Palavras portuguesas antigas como Barém parecem estar a ser substituídas pelo equivalente inglês Bahrein. Outras, como Qatar parecem de formação estranha por anteposição de um q a um a (não conheço mais nenhuma palavra assim formada ...). Já Kosovo escreve-se com k quando o natural seria com c. Ou não?! E como seria Kuwait? Ou Koweit? Há para todos os gostos... E, se Madrid está já consagrada
entre nós sem e no final (Madrid), faz sentido escrever Bagdade
(ou Bagdad)?
O Acordo Ortográfico de 1945 apenas estipula, na sua base LI, que se substituam os topónimos estrangeiros por formas vernáculas sempre que existam formas antigas ou outras de uso corrente.

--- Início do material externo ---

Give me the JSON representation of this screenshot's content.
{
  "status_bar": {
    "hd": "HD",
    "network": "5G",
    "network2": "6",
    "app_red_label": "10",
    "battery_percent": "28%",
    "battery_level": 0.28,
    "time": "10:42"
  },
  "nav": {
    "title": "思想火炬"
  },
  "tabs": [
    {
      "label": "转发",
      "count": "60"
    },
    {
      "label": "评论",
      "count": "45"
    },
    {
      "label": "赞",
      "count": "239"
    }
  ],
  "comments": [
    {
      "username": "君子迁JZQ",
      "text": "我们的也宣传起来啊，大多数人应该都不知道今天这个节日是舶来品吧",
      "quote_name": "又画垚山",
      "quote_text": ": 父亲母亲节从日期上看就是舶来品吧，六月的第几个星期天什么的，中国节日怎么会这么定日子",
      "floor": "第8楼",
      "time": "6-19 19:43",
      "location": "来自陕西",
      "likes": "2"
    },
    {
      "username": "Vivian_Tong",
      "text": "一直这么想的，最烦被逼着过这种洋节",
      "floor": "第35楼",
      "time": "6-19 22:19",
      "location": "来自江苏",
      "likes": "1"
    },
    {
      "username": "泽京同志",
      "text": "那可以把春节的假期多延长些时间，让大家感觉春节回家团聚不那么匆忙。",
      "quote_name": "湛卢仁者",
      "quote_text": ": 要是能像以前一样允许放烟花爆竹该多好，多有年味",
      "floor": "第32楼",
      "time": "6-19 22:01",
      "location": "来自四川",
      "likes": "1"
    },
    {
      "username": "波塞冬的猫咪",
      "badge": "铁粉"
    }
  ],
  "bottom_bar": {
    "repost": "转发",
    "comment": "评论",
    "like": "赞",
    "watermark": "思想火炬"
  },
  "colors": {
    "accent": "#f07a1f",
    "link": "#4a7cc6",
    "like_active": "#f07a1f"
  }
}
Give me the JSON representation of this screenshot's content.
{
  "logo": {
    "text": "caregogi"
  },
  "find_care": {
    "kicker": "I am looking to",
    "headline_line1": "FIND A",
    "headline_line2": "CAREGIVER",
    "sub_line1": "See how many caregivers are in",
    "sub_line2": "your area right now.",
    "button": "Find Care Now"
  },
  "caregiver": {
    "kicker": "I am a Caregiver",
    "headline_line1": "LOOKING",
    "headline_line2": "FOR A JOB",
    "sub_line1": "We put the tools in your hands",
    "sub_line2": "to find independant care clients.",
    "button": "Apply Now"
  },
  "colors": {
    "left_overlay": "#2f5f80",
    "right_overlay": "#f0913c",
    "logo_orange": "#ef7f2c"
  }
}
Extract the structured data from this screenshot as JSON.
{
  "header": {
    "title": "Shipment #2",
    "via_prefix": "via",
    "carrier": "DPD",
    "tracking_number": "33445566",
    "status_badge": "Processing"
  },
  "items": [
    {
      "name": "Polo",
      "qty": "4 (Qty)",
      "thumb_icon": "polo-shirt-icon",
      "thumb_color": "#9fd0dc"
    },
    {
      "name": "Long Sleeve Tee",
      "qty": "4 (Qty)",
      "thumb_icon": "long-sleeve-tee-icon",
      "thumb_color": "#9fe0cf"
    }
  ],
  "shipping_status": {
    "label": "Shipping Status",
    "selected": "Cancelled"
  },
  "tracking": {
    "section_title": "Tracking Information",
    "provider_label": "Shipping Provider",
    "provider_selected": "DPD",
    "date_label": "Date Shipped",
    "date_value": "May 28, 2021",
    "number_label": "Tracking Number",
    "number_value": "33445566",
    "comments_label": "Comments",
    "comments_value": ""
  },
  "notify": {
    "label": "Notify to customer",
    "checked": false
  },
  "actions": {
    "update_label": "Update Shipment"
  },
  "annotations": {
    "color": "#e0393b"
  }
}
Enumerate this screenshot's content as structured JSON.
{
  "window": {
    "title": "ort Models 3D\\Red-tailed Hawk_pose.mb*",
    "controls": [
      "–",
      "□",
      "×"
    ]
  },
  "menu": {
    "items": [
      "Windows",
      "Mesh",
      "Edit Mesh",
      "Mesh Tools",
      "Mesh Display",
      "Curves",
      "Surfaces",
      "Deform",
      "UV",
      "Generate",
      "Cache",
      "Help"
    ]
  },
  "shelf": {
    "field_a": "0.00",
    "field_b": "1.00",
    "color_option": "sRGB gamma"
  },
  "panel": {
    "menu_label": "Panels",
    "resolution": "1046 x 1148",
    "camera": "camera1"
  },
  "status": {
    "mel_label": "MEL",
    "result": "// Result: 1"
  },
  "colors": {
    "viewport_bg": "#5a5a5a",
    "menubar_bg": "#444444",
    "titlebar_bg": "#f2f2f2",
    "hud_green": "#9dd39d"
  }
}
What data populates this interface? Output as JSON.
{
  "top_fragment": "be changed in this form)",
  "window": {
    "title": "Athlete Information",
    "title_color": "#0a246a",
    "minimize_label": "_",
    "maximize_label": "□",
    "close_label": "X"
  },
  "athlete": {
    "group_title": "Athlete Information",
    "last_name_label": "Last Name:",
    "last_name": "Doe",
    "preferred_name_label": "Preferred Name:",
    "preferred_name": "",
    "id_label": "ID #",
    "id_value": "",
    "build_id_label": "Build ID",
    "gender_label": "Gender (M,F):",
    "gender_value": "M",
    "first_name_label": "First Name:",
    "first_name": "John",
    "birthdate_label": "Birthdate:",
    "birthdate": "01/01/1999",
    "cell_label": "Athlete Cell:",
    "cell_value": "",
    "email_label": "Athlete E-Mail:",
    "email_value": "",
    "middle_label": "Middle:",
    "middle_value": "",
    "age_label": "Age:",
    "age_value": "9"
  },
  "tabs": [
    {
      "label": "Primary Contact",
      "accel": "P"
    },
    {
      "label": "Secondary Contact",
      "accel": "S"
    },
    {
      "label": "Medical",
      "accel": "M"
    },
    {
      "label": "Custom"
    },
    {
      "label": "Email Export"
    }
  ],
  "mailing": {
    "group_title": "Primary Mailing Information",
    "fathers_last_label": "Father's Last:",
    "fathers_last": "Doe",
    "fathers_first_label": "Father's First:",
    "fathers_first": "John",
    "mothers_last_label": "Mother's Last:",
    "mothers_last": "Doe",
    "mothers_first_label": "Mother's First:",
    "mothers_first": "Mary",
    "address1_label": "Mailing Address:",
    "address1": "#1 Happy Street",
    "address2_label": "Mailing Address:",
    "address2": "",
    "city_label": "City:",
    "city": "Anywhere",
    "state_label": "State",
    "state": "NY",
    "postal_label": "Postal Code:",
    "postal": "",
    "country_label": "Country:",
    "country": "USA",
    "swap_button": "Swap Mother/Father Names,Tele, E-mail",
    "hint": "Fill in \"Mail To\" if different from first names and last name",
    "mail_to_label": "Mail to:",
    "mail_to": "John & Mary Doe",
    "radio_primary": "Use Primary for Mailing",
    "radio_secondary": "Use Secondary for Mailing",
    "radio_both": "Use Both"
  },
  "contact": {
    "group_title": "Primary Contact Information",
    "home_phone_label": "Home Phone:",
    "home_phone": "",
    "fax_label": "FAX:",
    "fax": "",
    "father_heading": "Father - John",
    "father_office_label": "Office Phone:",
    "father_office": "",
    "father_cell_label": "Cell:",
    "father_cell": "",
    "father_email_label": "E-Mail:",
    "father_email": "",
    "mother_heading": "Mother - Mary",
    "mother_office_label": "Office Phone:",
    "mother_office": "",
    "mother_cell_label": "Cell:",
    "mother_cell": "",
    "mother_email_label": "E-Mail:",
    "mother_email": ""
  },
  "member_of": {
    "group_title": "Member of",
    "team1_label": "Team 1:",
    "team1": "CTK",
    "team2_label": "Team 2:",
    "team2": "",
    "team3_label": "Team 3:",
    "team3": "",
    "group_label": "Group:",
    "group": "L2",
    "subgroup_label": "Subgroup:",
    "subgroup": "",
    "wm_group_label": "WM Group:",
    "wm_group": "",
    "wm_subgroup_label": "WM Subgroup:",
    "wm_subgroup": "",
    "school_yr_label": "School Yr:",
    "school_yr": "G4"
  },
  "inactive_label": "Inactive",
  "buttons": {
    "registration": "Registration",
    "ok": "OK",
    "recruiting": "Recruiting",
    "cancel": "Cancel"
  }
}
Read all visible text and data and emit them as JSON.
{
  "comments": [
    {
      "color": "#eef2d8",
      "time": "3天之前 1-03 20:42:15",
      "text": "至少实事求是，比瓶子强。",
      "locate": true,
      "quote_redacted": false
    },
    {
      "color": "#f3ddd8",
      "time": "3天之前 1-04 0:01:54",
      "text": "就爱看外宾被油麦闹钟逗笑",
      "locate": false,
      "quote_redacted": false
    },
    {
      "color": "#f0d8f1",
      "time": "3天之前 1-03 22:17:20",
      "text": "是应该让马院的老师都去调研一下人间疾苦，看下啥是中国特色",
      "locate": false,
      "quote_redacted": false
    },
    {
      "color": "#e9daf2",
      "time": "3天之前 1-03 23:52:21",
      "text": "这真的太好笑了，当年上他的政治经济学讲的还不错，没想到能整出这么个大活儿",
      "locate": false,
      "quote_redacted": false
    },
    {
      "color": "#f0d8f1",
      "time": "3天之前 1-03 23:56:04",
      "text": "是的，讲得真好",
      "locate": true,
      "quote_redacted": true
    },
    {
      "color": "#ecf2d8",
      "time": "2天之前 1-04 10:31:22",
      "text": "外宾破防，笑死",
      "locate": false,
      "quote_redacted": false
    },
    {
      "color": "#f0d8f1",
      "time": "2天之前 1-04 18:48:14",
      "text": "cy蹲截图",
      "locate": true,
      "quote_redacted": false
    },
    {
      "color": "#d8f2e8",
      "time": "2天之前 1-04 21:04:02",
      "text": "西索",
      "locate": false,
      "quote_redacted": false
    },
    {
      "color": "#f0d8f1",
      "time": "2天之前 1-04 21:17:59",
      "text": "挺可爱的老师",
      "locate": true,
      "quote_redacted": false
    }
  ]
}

No entanto, é algo frequente hoje em dia a utilização de formas como Bahrein ou Beijing, oriundas
sobretudo do inglês, a língua franca actual, quando já existem na língua portuguesa formas aportuguesadas relativamente antigas, que deverão ser consideradas preferenciais (Barém ou Pequim, respectivamente).
Na base VIII, o acordo também prevê que as letras b, c, d,
g e t se mantenham em fim de palavra em nomes próprios cuja grafia
com essas consoantes finais já tenha sido consagrada pelo uso. Assim se explicam
formas como Madrid ou Bagdad.
No caso de formas como Koweit/Kuwait (a que se pode ainda juntar
Kuweit ou Kowait) ou Qatar, trata-se de uma questão de
transliteração, ou seja, de adaptação ao nosso alfabeto de outros sistemas
gráficos tão diferentes como o árabe. É por vezes difícil fazer a adaptação de
sons de outras línguas que não utilizam o alfabeto latino; acresce ainda o facto
de que frequentemente se adoptam as formas transliteradas para inglês, apesar de
na maior parte das vezes não se adaptarem ao nosso sistema ortográfico ou
fonético. Em alguns casos há tentativas de regularizar estas grafias,
adaptando-as ao português (o Dicionário Houaiss da Língua Portuguesa, por
exemplo, já regista catarense como o gentílico relativo ao Catar, e
coveitiano como uma das formas do gentílico relativo ao Kuwait, a par
de kowaitiano, koweitiano, kuwaitiano e kuweitiano).
Nos casos de nomes próprios que se difundiram mais ou menos recentemente, como
Kosovo, é natural que ainda se escrevam com sequências gráficas estranhas
ao português, pois há uma tendência inicial para se manterem as formas originais
ou as formas da língua pela qual entraram no nosso sistema linguístico. Com o
tempo, é muito provável que essas formas tendam para um aportuguesamento, pelo
que será possível acharmos naturais formas como Cosovo.
O Acordo Ortográfico de 1990 não faz nenhuma alteração em relação a este assunto.